Persistence comes into the kitchen, his tail wagging so hard it makes a thudding noise that sounds almost painful against the yellow painted cabinets. I find a bowl in a cupboard and get him some water from the sink. He laps it up furiously and lays down panting with new excitement at being in an unfamiliar place.
Carl comes into the kitchen shortly after Persistence. He is quiet and just sits down at the table. Tom and I exchange looks at this out of character behavior. I open my mouth to get Carl’s attention but before I can he clears his throat and starts scratching Persistence behind the ears as per usual.
“I’m going to take a watch,” Tom says and he walks out of the kitchen. I slide into a chair across from Carl. There is silence for a minute as we both study the dusty, brown tabletop.
“This sucks,” Carl says, still staring at the table.
“I know. It’s not fair, but it could be worse,” but I know those words are a lie as they come out.
“Could be worse? Yeah, right. We aren’t functioning like we should be. This whole surviving thing would be a lot easier if God didn’t choose to take a dump on our family.”
I look at my brother. He’s angry, an emotion not often seen. “God didn’t do this to us, Carl,” and I pause, “but He isn’t helping either.”
“Mom should be making things home-like, Dad should be helping more with the food and watches, we should at least have some happy moments even if the world is going to shit. We should have some damn hope we can all survive, but I know, you know, Dad knows that Mom is going to die soon.”

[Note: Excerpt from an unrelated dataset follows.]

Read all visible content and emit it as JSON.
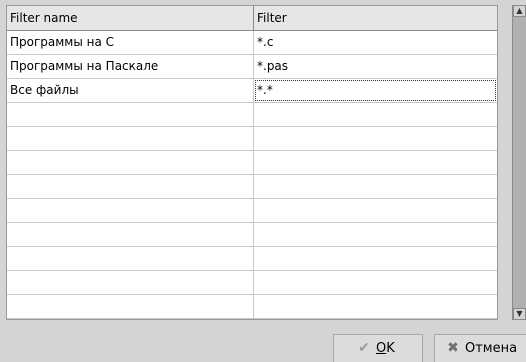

“She could survive,” I sound small. I know any talk of miracles is out of the question, but I find myself clinging just in case, so God doesn’t see that I don’t believe.
There is more silence as we both think to ourselves. “I’m tired of everyone acting like Mom is a bomb,” I say.
“You mean how no one talks to her unless they have to? How they avoided her room at all costs? Yeah, I know. It pisses me off.”
“I guess I would do the same thing though.” I see Carl thinking at my reply.
“I guess I would too,” his expression is blank, “Cancer sucks.”